The show introduces Waititi’s Blackbeard early on, along with initial hints about other elements that will become significant to the big picture, including Stede’s feelings about his wife Mary (Claudia O’Doherty), Jim’s secrets and backstory, and Black Pete’s fannish hunger to be seen as a real pirate. But the pieces don’t entirely come together until around episode 4, when Jenkins starts revealing his bigger intentions. Before that, the series is a perfectly amiable collection of absurdist set-pieces built around enjoyable guest stars, like Leslie Jones and Fred Armisen as a bar-owning couple, or Rory Kinnear as a stuffy Royal Navy man. There’s a lot of Waititi-style humor, with one type of character being oblivious, self-important, and full of their own self-mythologizing, and another type being sloppy, strange, and prone to failing upward.

Taika Waititi as Blackbeard broods against a vivid blue sky in Our Flag Means Death Photo: Aaron Epstein/HBO Max

When the setup is finally done, though, Our Flag Means Death becomes something much more tender: a story about identity and friendship, about how difficult it can be for anyone to figure out who they really are, when being alone and being around other people both have their traps and distractions. Throughout the full 10-episode run provided to critics, Jenkins’ series never loses the slapstick angle or the lowbrow humor — Bremner proudly running around bare-assed, spitting invective in a near-impenetrable heightened Scottish accent, is a gag that just keeps getting bigger throughout the show. But the story finds some real resonance in looking at how people romanticize their place in the world and miss out on the connections they could have made in reality, and how relationships are a constant negotiation, as the needs and desires of the people involved keep shifting as they grow.

In particular, Darby’s and Waititi’s performances just keep getting better and more nuanced as the season unfolds. In the opening episodes, Stede is a one-note joke of a man, a repeating bit that starts to grate early on. That’s unquestionably by design, but his purposeful, intentional shallowness doesn’t make him any less shallow. And Blackbeard similarly starts out as more legend than man. Once the show moves into deeper waters, though, both men put so much charm and nuance into these characters that the series would be worth watching just to see them interact. Waititi has always been as much of a draw on screen as he is behind the camera, but here, as a man who keeps showing new layers in every episode, he’s particularly compelling and exciting.

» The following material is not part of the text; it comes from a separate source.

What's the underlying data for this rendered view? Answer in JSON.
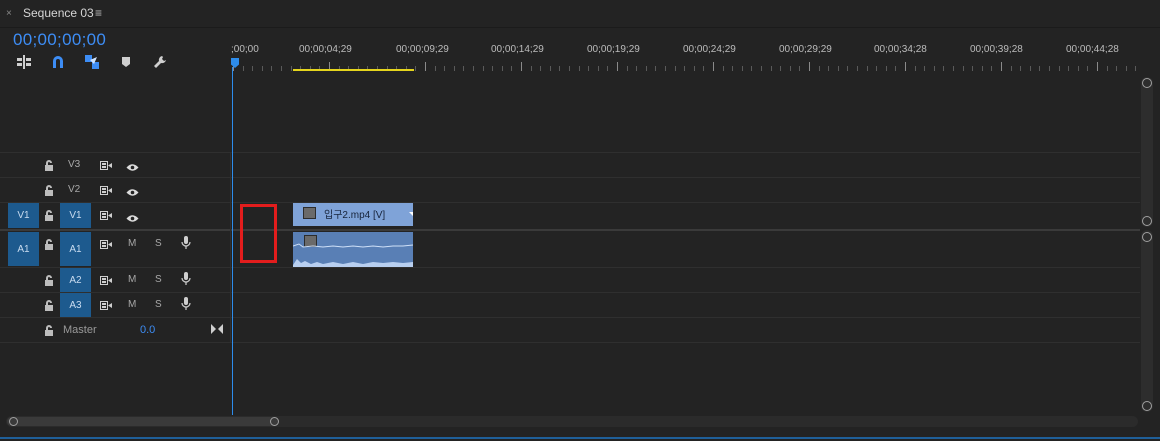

It’s easy to see the opening episodes of Our Flag Means Death as a teaser for more of the same — another sitcom that never digs past its characters’ surfaces, or opens up into the kind of obvious mystery that makes for appointment viewing. But don’t be fooled by where the show begins. Those opening episodes lay out some early gags that prove key to later drama, and as the show pieces together big emotions out of its small beginnings, it becomes an unbeatable binge experience. Don’t miss out on the full impact that made this show into a genuine fan phenomenon.

Episodes 1-3 of Our Flag Means Death are now streaming on HBO Max, with two new episodes arriving per week on Thursdays.